The report also states that:

  • priority has to be given to strengthening policies, markets, research and development, training and institutional capacity building, paying attention to sustainable support in developing countries;
  • innovative financial systems are required in order to achieve the necessary mobilisation of funds and loans for renewable energy in developing countries;
  • the need for mainstreaming sustainable energy in all relevant areas of development co-operation is critical; and that
  • G8 countries should support the development of mechanisms such as emissions trading, joint implementation and the Clean Development Mechanism, that are conducive to the support of renewable energy projects.

In reply, the G8 said that they recognised the importance of renewable energy, and pledged to ensure that renewable energy sources are adequately considered in their national plans, and would encourage other countries to do the same. “Renewable energy can contribute to poverty reduction,” the G8 said. “We will help developing countries strengthen institutional capacity and market-orientated national strategies that can attract private sector investment in renewable energy and other clean technologies.” They also called on multilateral development banks and national development assistance agencies to develop financing strategies for renewable energy.

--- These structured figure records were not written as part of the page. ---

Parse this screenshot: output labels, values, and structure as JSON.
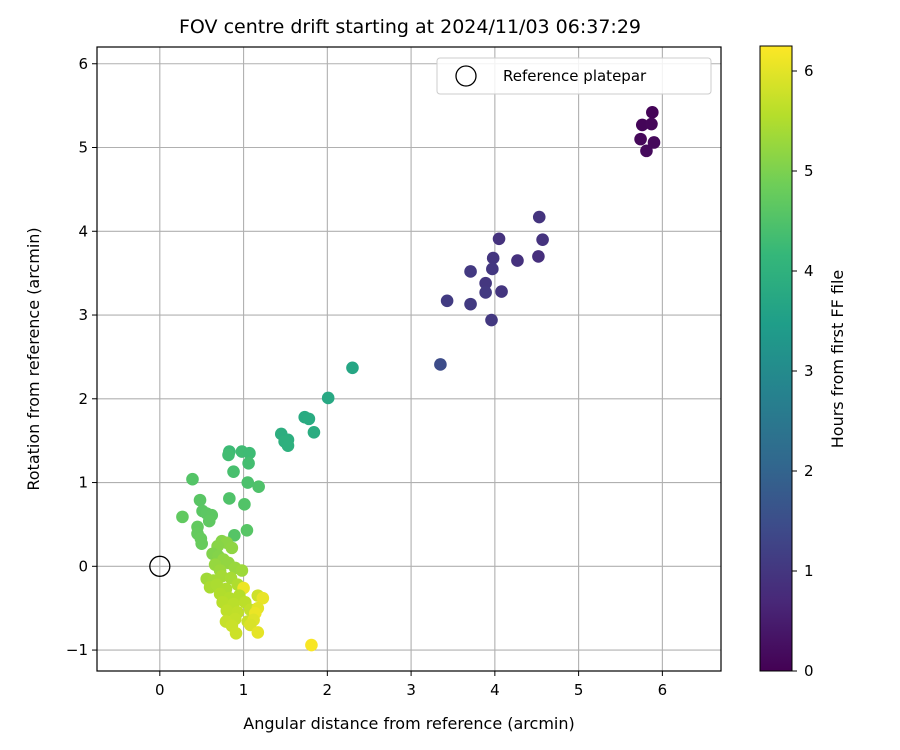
{
  "chart_data": {
    "type": "scatter",
    "title": "FOV centre drift starting at 2024/11/03 06:37:29",
    "xlabel": "Angular distance from reference (arcmin)",
    "ylabel": "Rotation from reference (arcmin)",
    "xlim": [
      -0.75,
      6.7
    ],
    "ylim": [
      -1.25,
      6.2
    ],
    "xticks": [
      0,
      1,
      2,
      3,
      4,
      5,
      6
    ],
    "yticks": [
      -1,
      0,
      1,
      2,
      3,
      4,
      5,
      6
    ],
    "grid": true,
    "legend": {
      "placement": "upper right",
      "entries": [
        "Reference platepar"
      ]
    },
    "reference_point": {
      "x": 0,
      "y": 0,
      "label": "Reference platepar"
    },
    "colorbar": {
      "label": "Hours from first FF file",
      "colormap": "viridis",
      "range": [
        0,
        6.25
      ],
      "ticks": [
        0,
        1,
        2,
        3,
        4,
        5,
        6
      ]
    },
    "colormap_stops": [
      "#440154",
      "#482878",
      "#3e4989",
      "#31688e",
      "#26828e",
      "#1f9e89",
      "#35b779",
      "#6ece58",
      "#b5de2b",
      "#fde725"
    ],
    "points": [
      {
        "x": 5.88,
        "y": 5.42,
        "h": 0.05
      },
      {
        "x": 5.76,
        "y": 5.27,
        "h": 0.08
      },
      {
        "x": 5.87,
        "y": 5.28,
        "h": 0.1
      },
      {
        "x": 5.74,
        "y": 5.1,
        "h": 0.12
      },
      {
        "x": 5.9,
        "y": 5.06,
        "h": 0.14
      },
      {
        "x": 5.81,
        "y": 4.96,
        "h": 0.16
      },
      {
        "x": 4.53,
        "y": 4.17,
        "h": 0.95
      },
      {
        "x": 4.05,
        "y": 3.91,
        "h": 0.9
      },
      {
        "x": 4.57,
        "y": 3.9,
        "h": 0.92
      },
      {
        "x": 3.98,
        "y": 3.68,
        "h": 0.98
      },
      {
        "x": 4.27,
        "y": 3.65,
        "h": 0.88
      },
      {
        "x": 4.52,
        "y": 3.7,
        "h": 0.85
      },
      {
        "x": 3.71,
        "y": 3.52,
        "h": 1.05
      },
      {
        "x": 3.97,
        "y": 3.55,
        "h": 1.02
      },
      {
        "x": 3.89,
        "y": 3.38,
        "h": 1.0
      },
      {
        "x": 3.89,
        "y": 3.27,
        "h": 1.07
      },
      {
        "x": 4.08,
        "y": 3.28,
        "h": 0.97
      },
      {
        "x": 3.43,
        "y": 3.17,
        "h": 1.1
      },
      {
        "x": 3.71,
        "y": 3.13,
        "h": 1.08
      },
      {
        "x": 3.96,
        "y": 2.94,
        "h": 1.03
      },
      {
        "x": 3.35,
        "y": 2.41,
        "h": 1.45
      },
      {
        "x": 2.3,
        "y": 2.37,
        "h": 3.7
      },
      {
        "x": 2.01,
        "y": 2.01,
        "h": 3.75
      },
      {
        "x": 1.73,
        "y": 1.78,
        "h": 3.8
      },
      {
        "x": 1.78,
        "y": 1.76,
        "h": 3.82
      },
      {
        "x": 1.84,
        "y": 1.6,
        "h": 3.85
      },
      {
        "x": 1.45,
        "y": 1.58,
        "h": 3.9
      },
      {
        "x": 1.53,
        "y": 1.51,
        "h": 3.92
      },
      {
        "x": 1.49,
        "y": 1.49,
        "h": 3.94
      },
      {
        "x": 1.53,
        "y": 1.44,
        "h": 3.96
      },
      {
        "x": 0.83,
        "y": 1.37,
        "h": 4.25
      },
      {
        "x": 0.98,
        "y": 1.37,
        "h": 4.3
      },
      {
        "x": 1.07,
        "y": 1.35,
        "h": 4.28
      },
      {
        "x": 0.82,
        "y": 1.33,
        "h": 4.32
      },
      {
        "x": 1.06,
        "y": 1.23,
        "h": 4.35
      },
      {
        "x": 0.88,
        "y": 1.13,
        "h": 4.4
      },
      {
        "x": 0.39,
        "y": 1.04,
        "h": 4.55
      },
      {
        "x": 1.05,
        "y": 1.0,
        "h": 4.45
      },
      {
        "x": 1.18,
        "y": 0.95,
        "h": 4.48
      },
      {
        "x": 0.83,
        "y": 0.81,
        "h": 4.5
      },
      {
        "x": 0.48,
        "y": 0.79,
        "h": 4.6
      },
      {
        "x": 1.01,
        "y": 0.74,
        "h": 4.52
      },
      {
        "x": 0.51,
        "y": 0.66,
        "h": 4.62
      },
      {
        "x": 0.56,
        "y": 0.63,
        "h": 4.64
      },
      {
        "x": 0.62,
        "y": 0.61,
        "h": 4.66
      },
      {
        "x": 0.27,
        "y": 0.59,
        "h": 4.7
      },
      {
        "x": 0.59,
        "y": 0.54,
        "h": 4.68
      },
      {
        "x": 0.45,
        "y": 0.47,
        "h": 4.72
      },
      {
        "x": 1.04,
        "y": 0.43,
        "h": 4.58
      },
      {
        "x": 0.45,
        "y": 0.39,
        "h": 4.74
      },
      {
        "x": 0.89,
        "y": 0.37,
        "h": 4.56
      },
      {
        "x": 0.49,
        "y": 0.33,
        "h": 4.76
      },
      {
        "x": 0.5,
        "y": 0.27,
        "h": 4.78
      },
      {
        "x": 0.74,
        "y": 0.3,
        "h": 5.1
      },
      {
        "x": 0.8,
        "y": 0.28,
        "h": 5.15
      },
      {
        "x": 0.69,
        "y": 0.24,
        "h": 5.12
      },
      {
        "x": 0.86,
        "y": 0.22,
        "h": 5.18
      },
      {
        "x": 0.63,
        "y": 0.15,
        "h": 5.05
      },
      {
        "x": 0.7,
        "y": 0.12,
        "h": 5.08
      },
      {
        "x": 0.76,
        "y": 0.08,
        "h": 5.2
      },
      {
        "x": 0.82,
        "y": 0.04,
        "h": 5.22
      },
      {
        "x": 0.66,
        "y": 0.02,
        "h": 5.25
      },
      {
        "x": 0.9,
        "y": -0.02,
        "h": 5.28
      },
      {
        "x": 0.72,
        "y": -0.05,
        "h": 5.3
      },
      {
        "x": 0.98,
        "y": -0.05,
        "h": 5.32
      },
      {
        "x": 0.56,
        "y": -0.15,
        "h": 5.35
      },
      {
        "x": 0.64,
        "y": -0.17,
        "h": 5.38
      },
      {
        "x": 0.74,
        "y": -0.12,
        "h": 5.4
      },
      {
        "x": 0.85,
        "y": -0.14,
        "h": 5.42
      },
      {
        "x": 0.6,
        "y": -0.25,
        "h": 5.44
      },
      {
        "x": 0.68,
        "y": -0.22,
        "h": 5.46
      },
      {
        "x": 0.79,
        "y": -0.27,
        "h": 5.48
      },
      {
        "x": 0.93,
        "y": -0.22,
        "h": 5.5
      },
      {
        "x": 1.0,
        "y": -0.26,
        "h": 6.1
      },
      {
        "x": 0.72,
        "y": -0.33,
        "h": 5.52
      },
      {
        "x": 0.83,
        "y": -0.38,
        "h": 5.54
      },
      {
        "x": 0.95,
        "y": -0.35,
        "h": 5.56
      },
      {
        "x": 0.75,
        "y": -0.43,
        "h": 5.58
      },
      {
        "x": 0.88,
        "y": -0.45,
        "h": 5.6
      },
      {
        "x": 1.02,
        "y": -0.43,
        "h": 5.62
      },
      {
        "x": 0.8,
        "y": -0.53,
        "h": 5.64
      },
      {
        "x": 0.93,
        "y": -0.55,
        "h": 5.66
      },
      {
        "x": 1.08,
        "y": -0.52,
        "h": 5.68
      },
      {
        "x": 0.9,
        "y": -0.63,
        "h": 5.7
      },
      {
        "x": 0.79,
        "y": -0.66,
        "h": 5.72
      },
      {
        "x": 1.05,
        "y": -0.66,
        "h": 5.74
      },
      {
        "x": 0.86,
        "y": -0.71,
        "h": 5.76
      },
      {
        "x": 0.91,
        "y": -0.8,
        "h": 5.78
      },
      {
        "x": 1.17,
        "y": -0.35,
        "h": 5.8
      },
      {
        "x": 1.23,
        "y": -0.38,
        "h": 6.05
      },
      {
        "x": 1.17,
        "y": -0.5,
        "h": 6.0
      },
      {
        "x": 1.14,
        "y": -0.56,
        "h": 6.08
      },
      {
        "x": 1.12,
        "y": -0.64,
        "h": 5.95
      },
      {
        "x": 1.08,
        "y": -0.7,
        "h": 5.9
      },
      {
        "x": 1.17,
        "y": -0.79,
        "h": 6.02
      },
      {
        "x": 1.81,
        "y": -0.94,
        "h": 6.2
      }
    ]
  }
}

The G8 also confirmed that they are still committed to ensuring that export credit agencies (ECAs) adhere to high environmental standards in developing countries, and that a final agreement will be made with the Organisation for Economic Co-operation and Development (OECD) at the end of the year.

With regards to the future, the delegates welcomed Russia’s proposal to convene a global climate change conference in 2003 in which governments, business, science and civil society would participate, and also announced that they are looking forward to the World Summit on Sustainable Development (WSSD) in Johannesburg next year, ten years on from the Rio Earth Summit (see related story).